Ее ноготки тоже сильнее впиваются в кожу моих запястий, почти до крови царапая. С губ срывается шумный выдох, прежде чем она берет эмоции обратно под контроль.

— Это хорошо, — кивает с виду безразлично. — Заодно не забывай себе напоминать о том, что ты не страдаешь некрофилией. Потому что это была ни разу не шутка, — отпускает мои запястья и перекладывает свои ладони мне на грудь, склоняясь ближе. — Так что радуйся, что я не стала искать тебя той ночью, — произносит уже вкрадчиво. — Тем более сам сказал, что если мне что-то мешает, нужно просто избавиться от этого и станет гораздо проще. Хороший девиз, мне нравится.

Если меня и удивляет ее высказывание, то стараюсь не подать виду. Как и копаться в вероятности содержащейся в нем правоты тоже не собираюсь. Обломно. Вот так, как есть сейчас, довольно хорошо, чтобы все портить.

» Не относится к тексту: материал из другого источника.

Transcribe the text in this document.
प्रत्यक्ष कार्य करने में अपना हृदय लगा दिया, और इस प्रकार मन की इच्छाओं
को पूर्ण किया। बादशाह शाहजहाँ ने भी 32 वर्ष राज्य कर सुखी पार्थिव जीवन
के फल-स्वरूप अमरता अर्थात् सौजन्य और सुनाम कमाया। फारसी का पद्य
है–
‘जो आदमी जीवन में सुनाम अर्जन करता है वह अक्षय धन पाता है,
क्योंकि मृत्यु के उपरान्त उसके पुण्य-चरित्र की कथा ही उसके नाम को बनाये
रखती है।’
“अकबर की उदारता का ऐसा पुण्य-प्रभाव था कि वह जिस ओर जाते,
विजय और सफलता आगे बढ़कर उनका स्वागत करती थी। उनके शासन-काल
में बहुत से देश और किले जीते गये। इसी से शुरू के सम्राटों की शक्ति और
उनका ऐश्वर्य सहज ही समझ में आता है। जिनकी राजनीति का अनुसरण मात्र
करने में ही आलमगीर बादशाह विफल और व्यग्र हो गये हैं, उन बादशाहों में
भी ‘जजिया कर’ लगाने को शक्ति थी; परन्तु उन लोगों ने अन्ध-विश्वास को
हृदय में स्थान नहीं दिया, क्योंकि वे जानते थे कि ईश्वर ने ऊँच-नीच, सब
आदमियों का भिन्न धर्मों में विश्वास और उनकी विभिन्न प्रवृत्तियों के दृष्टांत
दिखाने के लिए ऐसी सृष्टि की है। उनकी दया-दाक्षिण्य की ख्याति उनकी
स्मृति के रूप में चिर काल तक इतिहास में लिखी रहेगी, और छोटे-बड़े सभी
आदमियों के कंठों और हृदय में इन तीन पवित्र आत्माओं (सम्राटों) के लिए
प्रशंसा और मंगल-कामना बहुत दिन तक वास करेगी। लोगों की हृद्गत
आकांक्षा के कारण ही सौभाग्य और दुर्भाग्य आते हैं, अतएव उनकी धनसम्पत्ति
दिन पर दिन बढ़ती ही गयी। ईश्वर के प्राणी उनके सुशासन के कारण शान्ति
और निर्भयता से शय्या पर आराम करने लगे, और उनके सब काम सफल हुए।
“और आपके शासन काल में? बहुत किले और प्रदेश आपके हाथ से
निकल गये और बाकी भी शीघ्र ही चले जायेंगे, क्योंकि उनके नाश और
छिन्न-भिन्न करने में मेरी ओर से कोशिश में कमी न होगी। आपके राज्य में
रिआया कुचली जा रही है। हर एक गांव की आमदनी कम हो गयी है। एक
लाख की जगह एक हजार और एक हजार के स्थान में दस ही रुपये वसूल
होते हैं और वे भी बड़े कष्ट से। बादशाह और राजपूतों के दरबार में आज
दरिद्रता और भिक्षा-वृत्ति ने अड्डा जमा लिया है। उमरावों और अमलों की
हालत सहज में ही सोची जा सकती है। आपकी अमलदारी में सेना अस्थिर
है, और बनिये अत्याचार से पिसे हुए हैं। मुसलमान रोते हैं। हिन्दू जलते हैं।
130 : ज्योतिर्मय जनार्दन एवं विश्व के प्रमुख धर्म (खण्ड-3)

И не то чтоб я реально собираюсь старательно озаботиться темой еще одного наследника своей империи, но…

— Раздевайся, — далеко не просьба с моей стороны.

— Нет, — тут же отстраняется она, выпрямляясь на мне, но слезть не пытается. — Сперва мы еще кое-что проясним с тобой, — напрягается всем телом и даже в тоне слышится то же самое. — По поводу моего заточения.

Ничего лестного в мои мысли не лезет на такое неповиновение с ее стороны, поэтому ничего не говорю, лишь вопросительно приподнимаю бровь в ожидании продолжения.

— Я не собираюсь сидеть взаперти. Как и спрашивать разрешения о походе с ребенком на тот же каток или в театр. Ты сам говорил об обоюдном доверии. Но какое может быть между нами доверие, как и все остальное, если ты начинаешь запрещать мне все по самому малейшему поводу?

— То есть благотворительного секса, как и спасительного, в целях избавления от заточения, все-таки не будет, — ворчу, поднимаясь и усаживаясь на постели удобнее.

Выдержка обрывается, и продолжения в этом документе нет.